Visiblement, tout le monde ne rêve pas de voir Hillary Clinton dans le plus simple appareil: cette statue d’Hillary toute nue en plein Manhattan n’aura pas fait long feu mais aura causé pas mal d’agitation dans son sillage. La sculpture était plantée, au hasard, en plein Wall Street et Hillary y était représentée, je vous le donne en mille, marchant sur la Libye.

Trump y avait eu droit aussi, à sa statue tout nu en plein Manhattan cet été. Ce coup-ci, c’est Clinton qui s’y colle et le moins qu’on puisse dire, c’est que l’auteur a été taper en plein dans le mille.

La statue d’Hillary a fait son apparition à 6 heures du matin, près d’une station de métro où débarquent communément les employés de Wall Street. La candidate démocrate à la présidence est représentée topless et, au passage, elle a pris pas mal de poids. Elle a des sabots au pied et un banquier arrive de dessous son manteau pour l’embrasser. Et elle arrive avec ses gros sabots sur… la Libye.

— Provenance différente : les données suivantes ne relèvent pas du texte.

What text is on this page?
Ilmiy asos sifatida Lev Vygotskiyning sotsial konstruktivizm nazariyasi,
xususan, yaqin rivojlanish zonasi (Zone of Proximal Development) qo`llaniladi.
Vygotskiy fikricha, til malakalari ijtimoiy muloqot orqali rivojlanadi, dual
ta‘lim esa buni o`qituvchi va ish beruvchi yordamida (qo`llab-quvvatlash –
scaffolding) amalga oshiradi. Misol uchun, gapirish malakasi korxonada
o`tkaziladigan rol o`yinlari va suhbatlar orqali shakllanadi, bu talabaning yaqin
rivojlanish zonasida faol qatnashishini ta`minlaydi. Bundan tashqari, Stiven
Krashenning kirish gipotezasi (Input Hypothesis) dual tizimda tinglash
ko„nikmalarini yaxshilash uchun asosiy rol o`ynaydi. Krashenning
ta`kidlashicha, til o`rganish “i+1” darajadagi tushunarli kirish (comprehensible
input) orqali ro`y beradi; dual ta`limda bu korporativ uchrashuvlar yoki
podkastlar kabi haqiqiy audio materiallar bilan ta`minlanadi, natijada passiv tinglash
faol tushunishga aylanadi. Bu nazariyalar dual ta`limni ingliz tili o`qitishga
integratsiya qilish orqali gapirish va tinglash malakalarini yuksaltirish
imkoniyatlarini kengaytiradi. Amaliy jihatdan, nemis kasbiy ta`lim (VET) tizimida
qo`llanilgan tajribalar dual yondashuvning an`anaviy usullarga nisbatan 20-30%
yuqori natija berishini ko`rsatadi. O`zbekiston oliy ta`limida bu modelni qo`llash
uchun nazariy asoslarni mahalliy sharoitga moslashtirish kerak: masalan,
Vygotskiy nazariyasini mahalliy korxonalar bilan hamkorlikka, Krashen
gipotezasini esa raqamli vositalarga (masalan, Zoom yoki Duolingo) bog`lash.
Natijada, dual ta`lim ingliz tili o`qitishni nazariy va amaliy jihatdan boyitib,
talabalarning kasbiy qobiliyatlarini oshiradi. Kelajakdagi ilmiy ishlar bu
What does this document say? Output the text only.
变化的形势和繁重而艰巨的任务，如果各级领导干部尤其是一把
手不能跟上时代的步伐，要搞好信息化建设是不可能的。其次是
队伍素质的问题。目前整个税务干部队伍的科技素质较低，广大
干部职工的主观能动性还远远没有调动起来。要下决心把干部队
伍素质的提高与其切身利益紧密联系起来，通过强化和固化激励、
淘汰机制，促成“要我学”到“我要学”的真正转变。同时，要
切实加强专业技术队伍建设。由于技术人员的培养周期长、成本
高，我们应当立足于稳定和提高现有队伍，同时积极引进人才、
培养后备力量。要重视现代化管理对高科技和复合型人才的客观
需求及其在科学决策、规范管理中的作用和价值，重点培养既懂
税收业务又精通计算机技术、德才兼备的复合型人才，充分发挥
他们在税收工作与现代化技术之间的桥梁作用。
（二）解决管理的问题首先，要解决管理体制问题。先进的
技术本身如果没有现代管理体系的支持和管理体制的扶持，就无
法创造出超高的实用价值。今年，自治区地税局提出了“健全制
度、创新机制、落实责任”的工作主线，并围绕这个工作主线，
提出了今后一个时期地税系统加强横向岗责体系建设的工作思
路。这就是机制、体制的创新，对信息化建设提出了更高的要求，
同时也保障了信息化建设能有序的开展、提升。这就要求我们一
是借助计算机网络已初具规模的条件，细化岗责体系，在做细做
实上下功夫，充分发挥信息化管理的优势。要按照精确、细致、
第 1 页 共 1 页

Une certaine Nancy a lutté pour la retirer, les larmes aux yeux, pendant que d’autres personnes, entre autres une femme en hijab et une autre, soupçonnée d’être l’auteur, voulaient la laisser. Liberté d’expression pour les tenants de la statue…

Voir ce lien pour la photo au complet de la statue:lien

Sa statue a beau ne pas être restée longtemps, Hillary Clinton a quand même pris cher juste avant le troisième et dernier débat présidentiel de la nuit prochaine.